Qwen3.5-27B-NVFP4-MTP

NVFP4-quantized Qwen/Qwen3.5-27B with the original bf16 MTP (Multi-Token Prediction) head grafted back in for speculative decoding.

19 GB total — fits on a single GPU with room to spare. Achieves ~19 tok/s on an NVIDIA DGX Spark (GB10, 128 GB unified memory), which is 3.3x faster than the bf16 model served with tensor parallelism across two nodes.

What's Different About This Quant

Standard NVFP4 quantization via nvidia-modelopt discards the MTP head because AutoModelForCausalLM doesn't load it.
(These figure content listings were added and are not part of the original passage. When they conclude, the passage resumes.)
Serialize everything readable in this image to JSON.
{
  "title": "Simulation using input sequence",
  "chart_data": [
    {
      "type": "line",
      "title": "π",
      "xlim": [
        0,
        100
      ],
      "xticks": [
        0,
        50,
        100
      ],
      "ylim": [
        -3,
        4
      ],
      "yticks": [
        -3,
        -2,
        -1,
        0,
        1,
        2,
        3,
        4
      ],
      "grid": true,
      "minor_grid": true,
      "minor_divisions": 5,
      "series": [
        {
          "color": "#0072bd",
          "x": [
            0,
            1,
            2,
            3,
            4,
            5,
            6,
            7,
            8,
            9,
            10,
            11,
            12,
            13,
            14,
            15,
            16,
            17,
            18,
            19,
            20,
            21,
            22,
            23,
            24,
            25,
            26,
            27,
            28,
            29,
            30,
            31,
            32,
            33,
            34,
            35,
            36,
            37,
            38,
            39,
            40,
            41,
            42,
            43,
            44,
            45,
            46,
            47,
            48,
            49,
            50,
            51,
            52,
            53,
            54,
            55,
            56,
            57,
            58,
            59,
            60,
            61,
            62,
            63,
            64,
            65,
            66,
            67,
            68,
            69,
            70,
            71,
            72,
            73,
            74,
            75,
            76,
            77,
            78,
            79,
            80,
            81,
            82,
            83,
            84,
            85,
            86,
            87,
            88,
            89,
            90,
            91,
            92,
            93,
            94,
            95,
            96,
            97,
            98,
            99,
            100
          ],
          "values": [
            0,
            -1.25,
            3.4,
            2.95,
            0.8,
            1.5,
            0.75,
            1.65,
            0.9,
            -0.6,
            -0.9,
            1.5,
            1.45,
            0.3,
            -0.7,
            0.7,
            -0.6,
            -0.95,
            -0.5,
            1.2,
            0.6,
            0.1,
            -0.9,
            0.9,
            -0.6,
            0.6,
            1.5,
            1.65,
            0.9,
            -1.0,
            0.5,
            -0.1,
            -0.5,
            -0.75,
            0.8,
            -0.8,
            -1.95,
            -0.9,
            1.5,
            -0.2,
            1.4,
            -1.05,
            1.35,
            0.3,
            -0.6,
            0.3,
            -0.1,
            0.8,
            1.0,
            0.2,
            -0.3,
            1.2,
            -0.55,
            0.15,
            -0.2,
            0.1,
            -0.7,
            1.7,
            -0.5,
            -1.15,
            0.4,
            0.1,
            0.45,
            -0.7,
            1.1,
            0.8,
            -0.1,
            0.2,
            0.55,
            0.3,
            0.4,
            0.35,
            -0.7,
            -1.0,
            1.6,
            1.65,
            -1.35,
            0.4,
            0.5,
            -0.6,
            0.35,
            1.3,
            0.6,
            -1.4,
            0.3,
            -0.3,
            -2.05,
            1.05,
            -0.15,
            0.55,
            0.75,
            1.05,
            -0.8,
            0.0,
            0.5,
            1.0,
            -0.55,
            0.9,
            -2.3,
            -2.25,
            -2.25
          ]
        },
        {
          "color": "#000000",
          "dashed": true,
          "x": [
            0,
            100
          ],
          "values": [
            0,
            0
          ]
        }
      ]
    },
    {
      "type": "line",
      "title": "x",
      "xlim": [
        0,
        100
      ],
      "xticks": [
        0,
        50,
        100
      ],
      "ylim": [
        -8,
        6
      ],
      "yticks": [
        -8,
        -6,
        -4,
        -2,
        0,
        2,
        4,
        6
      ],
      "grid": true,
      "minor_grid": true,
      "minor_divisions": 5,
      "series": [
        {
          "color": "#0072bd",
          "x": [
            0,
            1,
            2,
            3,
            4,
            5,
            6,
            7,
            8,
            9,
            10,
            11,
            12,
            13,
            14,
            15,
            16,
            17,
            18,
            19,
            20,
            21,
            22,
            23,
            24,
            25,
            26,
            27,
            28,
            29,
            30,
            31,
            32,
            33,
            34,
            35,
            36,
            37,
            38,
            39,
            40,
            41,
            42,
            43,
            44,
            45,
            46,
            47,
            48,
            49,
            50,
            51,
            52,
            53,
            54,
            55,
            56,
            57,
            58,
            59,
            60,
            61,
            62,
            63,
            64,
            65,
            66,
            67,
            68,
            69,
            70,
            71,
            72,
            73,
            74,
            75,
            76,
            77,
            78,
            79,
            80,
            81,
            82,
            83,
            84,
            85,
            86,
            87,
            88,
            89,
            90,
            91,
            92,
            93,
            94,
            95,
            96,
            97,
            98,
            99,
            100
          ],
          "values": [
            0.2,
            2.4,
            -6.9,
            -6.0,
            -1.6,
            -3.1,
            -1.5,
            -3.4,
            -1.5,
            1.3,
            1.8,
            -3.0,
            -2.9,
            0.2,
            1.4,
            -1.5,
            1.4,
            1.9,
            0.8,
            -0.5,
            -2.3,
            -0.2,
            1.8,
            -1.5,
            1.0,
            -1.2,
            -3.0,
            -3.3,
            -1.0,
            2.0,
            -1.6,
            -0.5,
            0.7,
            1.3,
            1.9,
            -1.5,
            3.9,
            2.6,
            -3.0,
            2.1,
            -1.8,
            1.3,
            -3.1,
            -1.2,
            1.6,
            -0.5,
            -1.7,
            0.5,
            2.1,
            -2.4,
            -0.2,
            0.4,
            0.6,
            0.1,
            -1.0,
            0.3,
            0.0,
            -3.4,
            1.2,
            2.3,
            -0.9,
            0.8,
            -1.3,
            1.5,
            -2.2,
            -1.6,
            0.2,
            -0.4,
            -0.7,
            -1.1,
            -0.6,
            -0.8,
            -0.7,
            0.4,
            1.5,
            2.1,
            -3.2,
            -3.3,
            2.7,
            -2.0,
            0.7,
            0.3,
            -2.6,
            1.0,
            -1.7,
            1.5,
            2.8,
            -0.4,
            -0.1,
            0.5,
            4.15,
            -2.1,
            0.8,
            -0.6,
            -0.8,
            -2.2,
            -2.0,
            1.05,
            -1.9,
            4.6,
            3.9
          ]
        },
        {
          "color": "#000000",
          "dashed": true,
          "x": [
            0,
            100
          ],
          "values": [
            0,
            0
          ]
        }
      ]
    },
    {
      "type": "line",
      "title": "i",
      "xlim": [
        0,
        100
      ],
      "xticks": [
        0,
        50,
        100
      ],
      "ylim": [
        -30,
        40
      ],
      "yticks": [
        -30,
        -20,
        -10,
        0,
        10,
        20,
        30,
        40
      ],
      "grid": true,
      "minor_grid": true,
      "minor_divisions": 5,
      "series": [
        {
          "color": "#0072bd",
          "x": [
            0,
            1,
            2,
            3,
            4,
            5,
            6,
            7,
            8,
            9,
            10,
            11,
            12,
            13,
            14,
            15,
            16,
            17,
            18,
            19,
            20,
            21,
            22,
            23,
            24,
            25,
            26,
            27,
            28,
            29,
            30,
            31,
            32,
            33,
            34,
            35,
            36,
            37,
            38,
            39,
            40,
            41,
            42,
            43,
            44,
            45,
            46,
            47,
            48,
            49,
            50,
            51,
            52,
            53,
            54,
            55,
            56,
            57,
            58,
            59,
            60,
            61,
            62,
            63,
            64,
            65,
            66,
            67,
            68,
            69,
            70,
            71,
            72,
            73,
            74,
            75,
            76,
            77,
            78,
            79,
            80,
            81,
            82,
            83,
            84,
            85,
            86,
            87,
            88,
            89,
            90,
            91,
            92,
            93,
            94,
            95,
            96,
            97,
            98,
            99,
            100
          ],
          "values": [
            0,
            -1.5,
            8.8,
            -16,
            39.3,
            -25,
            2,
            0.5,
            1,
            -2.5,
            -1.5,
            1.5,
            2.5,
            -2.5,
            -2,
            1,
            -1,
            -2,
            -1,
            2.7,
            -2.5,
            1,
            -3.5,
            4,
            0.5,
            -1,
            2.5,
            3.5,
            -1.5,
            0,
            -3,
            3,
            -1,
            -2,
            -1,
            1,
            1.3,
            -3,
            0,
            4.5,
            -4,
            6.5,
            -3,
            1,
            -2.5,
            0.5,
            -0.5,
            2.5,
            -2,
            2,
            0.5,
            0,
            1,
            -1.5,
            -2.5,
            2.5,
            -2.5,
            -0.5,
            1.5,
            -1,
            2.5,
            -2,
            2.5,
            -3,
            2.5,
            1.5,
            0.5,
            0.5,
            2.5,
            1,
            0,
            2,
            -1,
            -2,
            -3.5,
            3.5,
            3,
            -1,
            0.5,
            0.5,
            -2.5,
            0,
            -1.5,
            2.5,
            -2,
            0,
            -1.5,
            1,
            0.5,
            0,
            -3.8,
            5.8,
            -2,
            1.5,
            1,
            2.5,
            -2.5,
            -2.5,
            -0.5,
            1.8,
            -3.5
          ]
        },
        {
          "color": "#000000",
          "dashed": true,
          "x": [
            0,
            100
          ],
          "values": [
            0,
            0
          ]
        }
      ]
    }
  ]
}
This checkpoint restores the MTP weights from the original model in bf16 and adds them to the quantization ignore list, giving you working speculative decoding out of the box.

Quantization Details

Property Value
Method NVFP4 via nvidia-modelopt 0.41.0
Group size 16
Calibration 256 samples from CNN/DailyMail (train split), max_seq_len=2048
Excluded from quantization lm_head, all conv1d layers (Mamba blocks), all MTP linear layers
MTP head bf16 (15 tensors, ~850 MB, grafted from original)
Total checkpoint size ~19 GB

Usage (vLLM)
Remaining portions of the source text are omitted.